My favorite part (as usual) was climbing the massive stairway up to the dome!



I made it up to the top just as a major rainstorm was setting in (time for coffee!).

One thing I really wanted to see was the Transport Museum, which apparently has tons of history about all forms of transport in Eastern Europe. It’s located on the other end of City Park, a massive green oasis in Pest that is a worthy attraction in itself.



The extensive statues of the Millennium Monument at the entrance of City Park.


To show off Hungarian architecture and culture back in the turn of the 20th Century, Hungary built this castle as a museum. It never served a defensive purpose, but is just to look pretty!


Nice little superfluous building to have laying around, huh?


This little miniature road network of bike lanes, designed so children will understand the rules of the road, is beyond precious.

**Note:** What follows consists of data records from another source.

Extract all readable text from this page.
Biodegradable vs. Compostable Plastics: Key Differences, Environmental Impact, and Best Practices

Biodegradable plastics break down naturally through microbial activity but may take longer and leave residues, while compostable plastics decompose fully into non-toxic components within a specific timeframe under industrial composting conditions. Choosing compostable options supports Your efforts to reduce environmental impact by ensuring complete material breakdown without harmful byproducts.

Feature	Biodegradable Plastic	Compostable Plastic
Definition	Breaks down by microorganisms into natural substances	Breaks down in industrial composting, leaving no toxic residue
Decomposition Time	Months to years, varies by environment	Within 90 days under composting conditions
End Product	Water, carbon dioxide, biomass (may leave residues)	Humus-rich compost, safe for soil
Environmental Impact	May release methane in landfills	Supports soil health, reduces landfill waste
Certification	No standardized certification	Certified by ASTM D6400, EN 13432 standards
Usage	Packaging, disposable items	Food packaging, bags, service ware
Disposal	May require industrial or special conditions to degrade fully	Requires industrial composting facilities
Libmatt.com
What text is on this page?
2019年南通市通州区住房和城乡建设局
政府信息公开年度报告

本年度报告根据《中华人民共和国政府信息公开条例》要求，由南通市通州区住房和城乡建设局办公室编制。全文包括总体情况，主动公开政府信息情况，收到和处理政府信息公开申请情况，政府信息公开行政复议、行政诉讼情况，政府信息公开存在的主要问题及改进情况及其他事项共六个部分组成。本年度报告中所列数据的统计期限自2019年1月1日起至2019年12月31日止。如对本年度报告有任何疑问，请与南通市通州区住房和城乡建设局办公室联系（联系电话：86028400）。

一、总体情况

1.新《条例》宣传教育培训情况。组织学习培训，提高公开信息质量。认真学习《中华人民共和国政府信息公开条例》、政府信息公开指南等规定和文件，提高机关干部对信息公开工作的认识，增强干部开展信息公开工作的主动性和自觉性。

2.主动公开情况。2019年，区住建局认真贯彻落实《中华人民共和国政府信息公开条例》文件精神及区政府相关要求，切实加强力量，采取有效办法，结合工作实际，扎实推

And, after walking several miles through Budapest’s affable environs, I arrived at the Transport Museum only to find…it was closed! For renovation! Until 2018! Emojis don’t begin to describe my sadness.


Fortunately, a little railcar that was turned into a cafe was on hand to cheer me up!

But my favorite attraction in Budapest, unsurprisingly given the trajectory of this overall trip, was a visit to Memento Park.


Memento Park, it turns out, is a sizable schlep outside of town, on the Buda side of the river.


A journey consisting of a tram ride, transferring onto a bus route that winds its way into the suburbs, is enough to dissuade many a visitor. But not this guy!


Memento Park is a collection of Soviet statues from around Budapest. Instead of being outright destroyed, they were taken to a park way out in the suburbs to be gawked at for eternity.




I mostly found the moments interesting for their size and themes, rather than the outright messages they send (which were typically patriotic and specific to the point of having very little modern meaning).


The notable exception: Stalin’s Boots. (Or a replica thereof.)

These were all that remained of a statue of Stalin that was torn down in the 1956 Revolution, as previously discussed, and once stood in the location of the current, modern monument. They remain a symbol of national pride and struggle against the Soviet Union.


Time to head to Pest’s train station, serving all points east, for my next stop: the heart of Transylvania!